Весь тот день меня не оставляло чувство, которого я прежде не знала и не нашла бы ему графы: будто Обитель меня считает в ответ. Я привыкла быть той, кто считает; здесь считали меня — каждое моё движение по двору, каждую страницу, которую я перевернула, каждый раз, когда мои ладони замирали над пустотой. Не Хальд, не лорд. Сами стены, сложенные из серого камня поверх серого пепла. Я списала это на бессонницу. Я многое в те дни списывала, как списывает недостачу плохой приказчик, — лишь бы книга на сегодня сошлась. А она не сходилась, и я уже знала, что не сойдётся, и всё равно тянула перо к чистой строке, потому что чистая строка — единственное, что я умела любить.
И мне стало нехорошо.
Не от усталости. От ладоней. Я заметила это не сразу, потому что привыкла к молчанию своих ладоней в обычных местах: рядом с записанным даром они молчат, рядом с укрытым стынут, а где дара нет вовсе — там просто ничего, пустота, как в любой комнате. Здесь была пустота. Ровная, полная, во всех корпусах, по которым меня вёл к келье Хальд, во дворе, в нижней палате — нигде ни укола, ни холодка. И это было правильно: угашенный человек дара больше не носит, угашенный дом дара не хранит, пепел — самое глухое для моего чутья место на свете. Всё правильно.
Но я держала в руках книгу, в которой сто двадцать три раза было написано «огонь». Сто двадцать три огненных дара прошли через эти стены за десять лет — приведённые сюда живыми, гашённые здесь. Дар не гаснет бесследно. Я бывала на местах исполнения приговоров, я знаю, как ноет ладонь там, где гасили огонь: гарь держится годами, как держится запах дыма в волосах. А здесь не ныло ничего. Здесь было чисто, как в комнате, где никогда не зажигали даже свечи.
Либо в этих стенах не гасили огонь.
Либо то, что здесь делали с огнём, не оставляет гари — потому что огонь отсюда не уходил в пепел. Он уходил куда-то ещё.
Я закрыла книгу и долго сидела, глядя на свои руки. Хороший инспектор не строит догадок; хороший инспектор сверяет. Я записала себе: «ладони молчат на всех ярусах, гари нет; проверить нижнюю палату». И ниже, мелко, чего обыкновенно не пишу: «спросить, куда девают пепел».
Хальд принёс еду к закату — серый хлеб, серый сыр, всё под цвет места. Я спросила как бы между прочим, разбирая записи: куда в Обители девают пепел угашенных, есть ли особое место, по уставу его положено хоронить отдельно. Старик поставил миску и долго молчал, так долго, что я подумала — не слышал.

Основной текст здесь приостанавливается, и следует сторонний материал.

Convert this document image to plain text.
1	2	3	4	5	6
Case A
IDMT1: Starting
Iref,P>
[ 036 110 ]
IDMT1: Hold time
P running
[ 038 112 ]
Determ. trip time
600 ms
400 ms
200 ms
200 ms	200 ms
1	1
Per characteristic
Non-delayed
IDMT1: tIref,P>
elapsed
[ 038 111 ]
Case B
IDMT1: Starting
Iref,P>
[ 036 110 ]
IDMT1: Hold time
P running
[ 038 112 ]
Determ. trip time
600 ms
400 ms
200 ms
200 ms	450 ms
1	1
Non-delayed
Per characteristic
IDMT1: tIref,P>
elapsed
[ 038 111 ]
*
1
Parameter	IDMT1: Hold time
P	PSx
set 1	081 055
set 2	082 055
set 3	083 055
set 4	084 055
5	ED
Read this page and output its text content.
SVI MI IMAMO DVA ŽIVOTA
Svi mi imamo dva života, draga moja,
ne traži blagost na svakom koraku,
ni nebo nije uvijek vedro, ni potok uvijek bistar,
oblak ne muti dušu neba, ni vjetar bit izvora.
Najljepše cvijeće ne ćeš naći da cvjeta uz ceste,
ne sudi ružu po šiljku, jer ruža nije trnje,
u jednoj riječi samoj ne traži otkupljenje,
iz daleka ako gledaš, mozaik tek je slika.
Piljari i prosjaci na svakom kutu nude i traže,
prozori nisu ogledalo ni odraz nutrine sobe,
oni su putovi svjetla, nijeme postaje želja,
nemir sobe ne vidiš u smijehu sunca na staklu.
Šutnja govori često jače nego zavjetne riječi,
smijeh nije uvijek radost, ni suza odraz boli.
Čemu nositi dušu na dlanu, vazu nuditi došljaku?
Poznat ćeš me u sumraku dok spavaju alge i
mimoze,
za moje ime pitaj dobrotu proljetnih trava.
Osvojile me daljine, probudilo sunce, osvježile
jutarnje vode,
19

— Наверх, — сказал он наконец. — Пепел идёт наверх. В башню. Лорд берёт.
— Зачем лорду пепел?
— А затем, госпожа, что из пепла он подымает свою бурю, — сказал Хальд и посмотрел на меня так, будто я спросила, зачем мельнику зерно. — Чем тушат, из того и буря. Считай свои книги. На башню тоже не ходи. — И ушёл, и я записала: «пепел — в башню, к лорду», и подчеркнула, сама не зная зачем, дважды.
Ночью я услышала ребёнка.
Восточная келья, которую мне отвели, была тёплая — единственное тёплое место, что я нашла в Обители, и я отметила это, потому что замечать, что где тёплое, — моя работа. Кто-то топил эту келью загодя и хорошо. Я лежала без сна, слушая, как снаружи шуршит по камню сухая пепельная позёмка — тихо-тихо, без ветра, будто кто-то метёт за стеной бесконечный пол, — и сначала приняла за позёмку и это. Тонкий звук. Высокий. Он шёл снизу, из-под пола, из тех нижних ярусов, куда мне не велели спускаться, и он повторялся через равные доли, и я, которая всё считаю, посчитала и его и поняла, что это не ветер. Ветер не считает. Это плакал ребёнок — тихо, привычно, как плачут те, кто давно понял, что на плач никто не придёт, и плачет уже не зовя, а просто чтобы не лопнуть.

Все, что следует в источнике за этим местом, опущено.